A longtime friend, Jim Rowson, is Chief Technologist for HP’s commercial print business and has been working on the technology and equipment that makes this possible. If books and magazines can be printed efficiently on the fly in small numbers, it might be a shot in the arm for the struggling publishing industry. Creative thinkers can imagine endless ways to tempt you with personalized books; or perhaps you would publish a magazine if the costs of entry were low enough; or maybe it becomes a way for the publishing industry to make old, out of print, or fringe books readily available even if they have very small audiences.
Last year my wife and I each put together 80-page hardcover books for our families using Adobe Photoshop Elements. They were filled with carefully selected photos of generations of grandparents and aunts and cousins, photos that might have been lost forever and in some cases had never been seen before. I did some extra technical tricks on mine to include blocks of text laid out with care. It was an incredibly rewarding way to create something that touched me and the people I love.
It was also the hardest thing I’ve ever done with a computer. I probably spent 200 hours putting mine together, with way too much of that time spent wrestling with technology. (I’ve earned my opinion of Adobe software.)

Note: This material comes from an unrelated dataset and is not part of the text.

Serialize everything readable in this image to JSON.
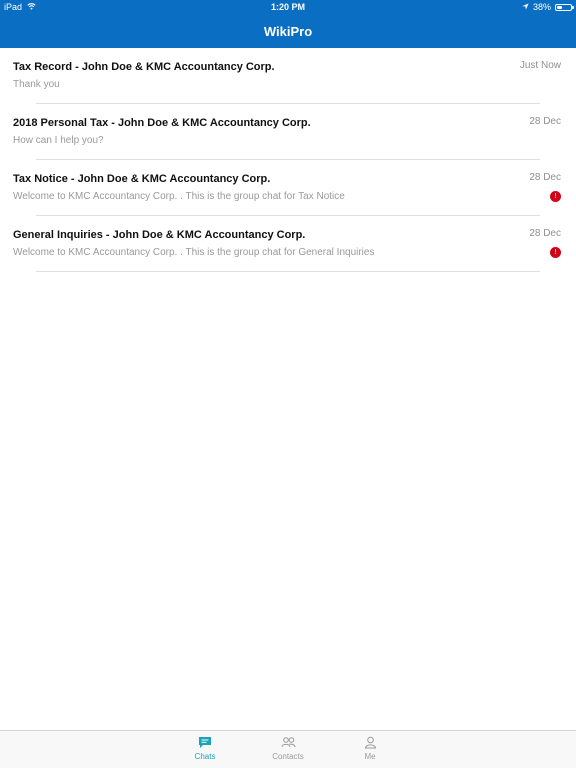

HP’s venture means it might be easier to do that the next time. You might never have thought about doing a project like that, and for good reason – the technical barriers have been high. But imagine if the hardest part was choosing the photos?
HP and the publishers who will use its technology are hoping to remove the technical barriers and give you the freedom to be creative. During the next few years, when you place an order with Amazon, think about whether the book you’re ordering actually exists at the moment you order it, or whether it will be literally warm off the press when it’s shipped the next day.